The crate is organized around three main concerns:

  1. Benchmark datasetsBenchmarkSet / BenchmarkCase: TOML-loaded prompt/reference pairs that define what to measure.
  2. EvaluationEvaluator: runs cases against a subject model and scores responses with a judge model, producing an EvalReport.
  3. Search strategiesVariationGenerator implementations (GridStep, Random, Neighborhood) that decide which parameter to try next.

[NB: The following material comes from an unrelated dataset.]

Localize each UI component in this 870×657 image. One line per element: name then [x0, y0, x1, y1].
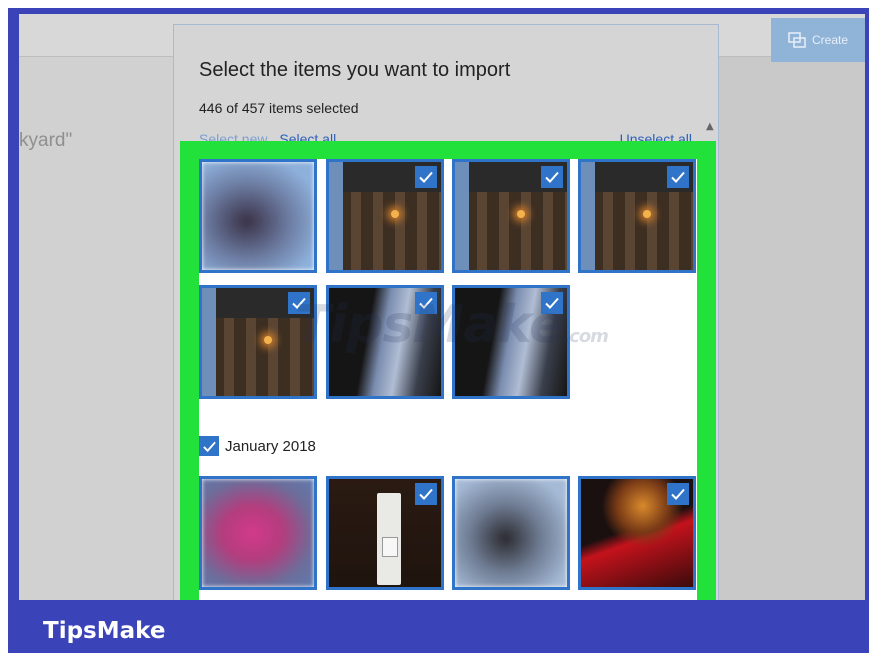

ExperimentEngine ties all three together: it evaluates a baseline, iterates over variations produced by the generator, accepts improvements (greedy hill-climbing), and optionally persists results to SQLite.

§Quick Start

use std::sync::Arc;
use zeph_experiments::{
    BenchmarkCase, BenchmarkSet, ConfigSnapshot, EvalError, Evaluator, ExperimentEngine,
    GridStep, SearchSpace,
};

let benchmark = BenchmarkSet {
    cases: vec![BenchmarkCase {
        prompt: "What is the capital of France?".into(),
        context: None,
        reference: Some("Paris".into()),
        tags: None,
    }],
};

// Use a mock provider for the judge in tests; real providers in production.
let judge = Arc::new(AnyProvider::Mock(MockProvider::with_responses(vec![
    r#"{"score": 9.0, "reason": "correct"}"#.into(),
])));
let subject = Arc::new(AnyProvider::Mock(MockProvider::with_responses(vec![
    "Paris".into(),
])));

let evaluator = Evaluator::new(Arc::clone(&judge), benchmark, 100_000)?;
let generator = Box::new(GridStep::new(SearchSpace::default()));
let baseline = ConfigSnapshot::default();
let config = ExperimentConfig::default();

let mut engine = ExperimentEngine::new(evaluator, generator, subject, baseline, config, None);
let report = engine.run().await?;
println!("baseline={:.2} final={:.2}", report.baseline_score, report.final_score);

Re-exports§

pub use benchmark::BenchmarkCase;
pub use benchmark::BenchmarkSet;
pub use engine::ExperimentEngine;
pub use engine::ExperimentSessionReport;
pub use error::EvalError;
pub use evaluator::CaseScore;
pub use evaluator::EvalReport;
pub use evaluator::Evaluator;
pub use evaluator::JudgeOutput;
pub use generator::VariationGenerator;
pub use grid::GridStep;
pub use neighborhood::Neighborhood;
pub use random::Random;
pub use search_space::ParameterRange;
pub use search_space::SearchSpace;
pub use snapshot::ConfigSnapshot;
pub use types::ExperimentResult;
pub use types::ExperimentSource;
pub use types::ParameterKind;
pub use types::Variation;
pub use types::VariationValue;

Modules§

benchmark
Benchmark dataset types and TOML loading.
engine
Experiment engine — core async loop for autonomous parameter tuning.
error
Error types for the experiments module.
evaluator
LLM-as-judge evaluator for benchmark datasets.
generator
VariationGenerator trait for parameter variation strategies.
grid
Systematic grid sweep strategy for parameter variation.
neighborhood
Neighborhood perturbation strategy for parameter variation.
random
Uniform random sampling strategy for parameter variation.
search_space
Search space definition for parameter variation experiments.
snapshot
Config snapshot for a single experiment arm.
types

Structs§

GenerationOverrides
Partial LLM generation parameter overrides for experiment variation injection.